Erik Veenstra wrote:
> And here's the inevitable one-liner... :}

Not that we're golfing, but I like this one better in terms of one-
linedness:
  Hash[ *map{ |o| [ o[:id], o ] }.flatten ].values

And faster still, by a hair, is a last-in approach.
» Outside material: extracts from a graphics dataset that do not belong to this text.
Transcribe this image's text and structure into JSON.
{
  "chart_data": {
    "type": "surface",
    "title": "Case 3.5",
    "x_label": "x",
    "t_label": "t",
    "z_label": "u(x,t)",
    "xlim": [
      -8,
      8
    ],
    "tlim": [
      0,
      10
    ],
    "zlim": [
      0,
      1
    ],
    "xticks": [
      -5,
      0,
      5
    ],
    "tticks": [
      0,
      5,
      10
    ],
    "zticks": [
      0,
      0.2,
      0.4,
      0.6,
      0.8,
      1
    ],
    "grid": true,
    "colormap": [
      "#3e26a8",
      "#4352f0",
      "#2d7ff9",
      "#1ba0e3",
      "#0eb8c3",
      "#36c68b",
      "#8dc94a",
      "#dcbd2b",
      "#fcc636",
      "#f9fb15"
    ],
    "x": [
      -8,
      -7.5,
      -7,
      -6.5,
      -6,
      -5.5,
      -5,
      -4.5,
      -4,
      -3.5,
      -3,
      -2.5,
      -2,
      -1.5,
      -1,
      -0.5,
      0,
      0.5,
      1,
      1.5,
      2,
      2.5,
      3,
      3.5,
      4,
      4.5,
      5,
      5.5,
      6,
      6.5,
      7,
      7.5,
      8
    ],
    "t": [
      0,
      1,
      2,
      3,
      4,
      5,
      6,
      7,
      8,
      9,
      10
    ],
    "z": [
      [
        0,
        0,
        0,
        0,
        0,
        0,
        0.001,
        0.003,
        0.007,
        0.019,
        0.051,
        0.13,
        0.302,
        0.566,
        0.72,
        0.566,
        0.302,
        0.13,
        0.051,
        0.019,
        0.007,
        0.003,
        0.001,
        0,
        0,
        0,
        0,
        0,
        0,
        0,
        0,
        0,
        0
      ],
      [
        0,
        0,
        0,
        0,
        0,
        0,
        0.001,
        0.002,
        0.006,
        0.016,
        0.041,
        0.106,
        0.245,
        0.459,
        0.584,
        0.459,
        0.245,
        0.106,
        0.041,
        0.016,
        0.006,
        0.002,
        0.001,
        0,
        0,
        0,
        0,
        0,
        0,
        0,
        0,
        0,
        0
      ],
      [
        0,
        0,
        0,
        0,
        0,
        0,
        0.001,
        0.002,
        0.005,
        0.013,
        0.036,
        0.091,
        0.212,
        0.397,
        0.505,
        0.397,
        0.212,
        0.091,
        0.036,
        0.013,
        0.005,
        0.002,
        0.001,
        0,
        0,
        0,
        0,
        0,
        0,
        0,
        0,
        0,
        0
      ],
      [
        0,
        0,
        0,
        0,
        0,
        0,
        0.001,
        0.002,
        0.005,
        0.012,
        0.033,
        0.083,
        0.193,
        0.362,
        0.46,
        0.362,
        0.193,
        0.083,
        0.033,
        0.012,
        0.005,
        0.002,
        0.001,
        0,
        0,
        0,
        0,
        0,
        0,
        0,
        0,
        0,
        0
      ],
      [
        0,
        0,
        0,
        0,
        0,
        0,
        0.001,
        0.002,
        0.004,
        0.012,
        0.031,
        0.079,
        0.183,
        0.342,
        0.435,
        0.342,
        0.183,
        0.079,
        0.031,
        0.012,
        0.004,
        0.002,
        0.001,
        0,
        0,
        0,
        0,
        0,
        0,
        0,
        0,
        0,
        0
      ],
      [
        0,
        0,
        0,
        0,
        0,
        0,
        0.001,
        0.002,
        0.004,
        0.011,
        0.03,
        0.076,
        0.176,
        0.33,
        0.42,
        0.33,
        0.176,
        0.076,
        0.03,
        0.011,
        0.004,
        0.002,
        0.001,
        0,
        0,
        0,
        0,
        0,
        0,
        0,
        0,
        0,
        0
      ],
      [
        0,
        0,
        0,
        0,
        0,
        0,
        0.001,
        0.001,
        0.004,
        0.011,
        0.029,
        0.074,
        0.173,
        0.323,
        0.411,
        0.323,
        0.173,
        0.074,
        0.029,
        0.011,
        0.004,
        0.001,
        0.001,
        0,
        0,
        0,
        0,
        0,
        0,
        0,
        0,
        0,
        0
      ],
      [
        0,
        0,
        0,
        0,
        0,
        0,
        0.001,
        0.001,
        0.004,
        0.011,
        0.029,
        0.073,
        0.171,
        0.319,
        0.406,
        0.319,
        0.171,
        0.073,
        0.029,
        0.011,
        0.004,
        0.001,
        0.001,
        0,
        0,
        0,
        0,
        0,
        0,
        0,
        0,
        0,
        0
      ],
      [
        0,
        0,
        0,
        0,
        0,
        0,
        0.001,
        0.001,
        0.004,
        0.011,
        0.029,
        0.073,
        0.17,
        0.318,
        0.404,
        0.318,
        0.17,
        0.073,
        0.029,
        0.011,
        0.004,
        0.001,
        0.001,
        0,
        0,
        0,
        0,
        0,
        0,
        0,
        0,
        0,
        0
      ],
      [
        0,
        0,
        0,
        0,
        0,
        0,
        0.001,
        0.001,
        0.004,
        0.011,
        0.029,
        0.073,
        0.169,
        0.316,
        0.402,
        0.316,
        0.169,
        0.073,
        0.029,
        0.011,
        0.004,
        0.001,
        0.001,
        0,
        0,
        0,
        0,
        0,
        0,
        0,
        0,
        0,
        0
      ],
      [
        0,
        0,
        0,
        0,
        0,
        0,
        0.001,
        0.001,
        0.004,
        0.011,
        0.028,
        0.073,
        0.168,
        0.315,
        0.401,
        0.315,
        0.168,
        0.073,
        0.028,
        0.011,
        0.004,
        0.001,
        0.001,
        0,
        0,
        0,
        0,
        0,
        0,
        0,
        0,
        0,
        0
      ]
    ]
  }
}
Upon reflection,
all these techniques rely only on methods already in Enumerable, so
they can be put there instead of being Array-specific.

  module Enumerable
    require 'set'
    def uniq_by1
      seen = Set.new
      select{ |x| seen.add?( yield( x ) ) }
    end
    def uniq_by2
      seen = {}
      select{ |x| !seen[v=yield(x)] && (seen[v]=true) }
    end
    def uniq_by3
      Hash[ *map{ |x| [ yield(x), x ] }.flatten ].values
    end

    def uniq_by4
      # fastest, preserves last-seen value for a key
      h = {}
      each{ |x| h[yield(x)] = x }
      h.values
    end

    def uniq_by5
      # near-fastest, preserves first-seen value for a key
      h = {}
      each{ |x| v=yield(x); h[v]=x unless h.include?(v) }
      h.values
    end
  end

  a = [ {:a=>1, :d=>1}, {:b=>2}, {:c=>3}, {:a=>1, :d=>3},
        {:a=>2, :e=>7}, {:a=>3, :b=>2}, {:a=>1}, {:a=>4}, {:f=>6} ]

  require 'benchmark'
  N = 20_000
  Benchmark.bmbm{ |x|
    x.report( 'with set' ){
      N.times{
        a.uniq_by1{ |h| h[:a] }
        a.uniq_by1{ |h| h[:b] }
      }
    }
    x.report( 'with hash' ){
      N.times{
        a.uniq_by2{ |h| h[:a] }
        a.uniq_by2{ |h| h[:b] }
      }
    }
    x.report( 'Hash..values' ){
      N.times{
        a.uniq_by3{ |h| h[:a] }
        a.uniq_by3{ |h| h[:b] }
      }
    }
    x.report( '#values (last in)' ){
      N.times{
        a.uniq_by4{ |h| h[:a] }
        a.uniq_by4{ |h| h[:b] }
      }
    }
    x.report( '#values (first in)' ){
      N.times{
        a.uniq_by5{ |h| h[:a] }
        a.uniq_by5{ |h| h[:b] }
      }
    }
  }

  #=> Rehearsal ------------------------------------------------------
  #=> with set 2.500000 0.016000 2.516000 ( 2.547000)
  #=> with hash 1.312000 0.000000 1.312000 ( 1.313000)
  #=> Hash..values 2.453000 0.000000 2.453000 ( 2.453000)
  #=> #values (last in) 1.110000 0.000000 1.110000 ( 1.109000)
  #=> #values (first in) 1.296000 0.000000 1.296000 ( 1.297000)
  #=> --------------------------------------------- total: 8.687000sec
  #=>
  #=> user system total real
  #=> with set 2.000000 0.000000 2.000000 ( 1.999000)
  #=> with hash 1.297000 0.000000 1.297000 ( 1.297000)
  #=> Hash..values 2.531000 0.000000 2.531000 ( 2.532000)
  #=> #values (last in) 1.125000 0.015000 1.140000 ( 1.140000)
  #=> #values (first in) 1.344000 0.000000 1.344000 ( 1.344000)

···

On Mar 6, 7:40 am, "Phrogz" <g...@refinery.com> wrote:

On Mar 6, 7:27 am, "Phrogz" <g...@refinery.com> wrote:

> Here's another (assumedly slower) version that doesn't rely on Set:

Huh...actually, the hash-based one seems faster than the Set-based
one:

Hash[ *a.map{ |o| [ o[:id], o ] }.flatten ].values

Not bad...

How does this ensure that the maximum :w is used?

gegroet,
Erik V. - http://www.erikveen.dds.nl/

Hash[ *a.map{ |o| [ o[:id], o ] }.flatten ].values
=> [{:id=>1, :w=>40}, {:id=>2, :w=>20}, {:id=>3, :w=>10}, {:id=>4, :w=>30}]

Hash[*(a.sort_by{|z|z[:id]}).map{|o|[o[:id],o]}.flatten].values
=> [{:id=>1, :w=>40}, {:id=>2, :w=>50}, {:id=>3, :w=>10}, {:id=>4, :w=>60}]

···

On 3/6/07, Erik Veenstra <erikveen@gmail.com> wrote:

> Hash[ *a.map{ |o| [ o[:id], o ] }.flatten ].values

Not bad...

How does this ensure that the maximum :w is used?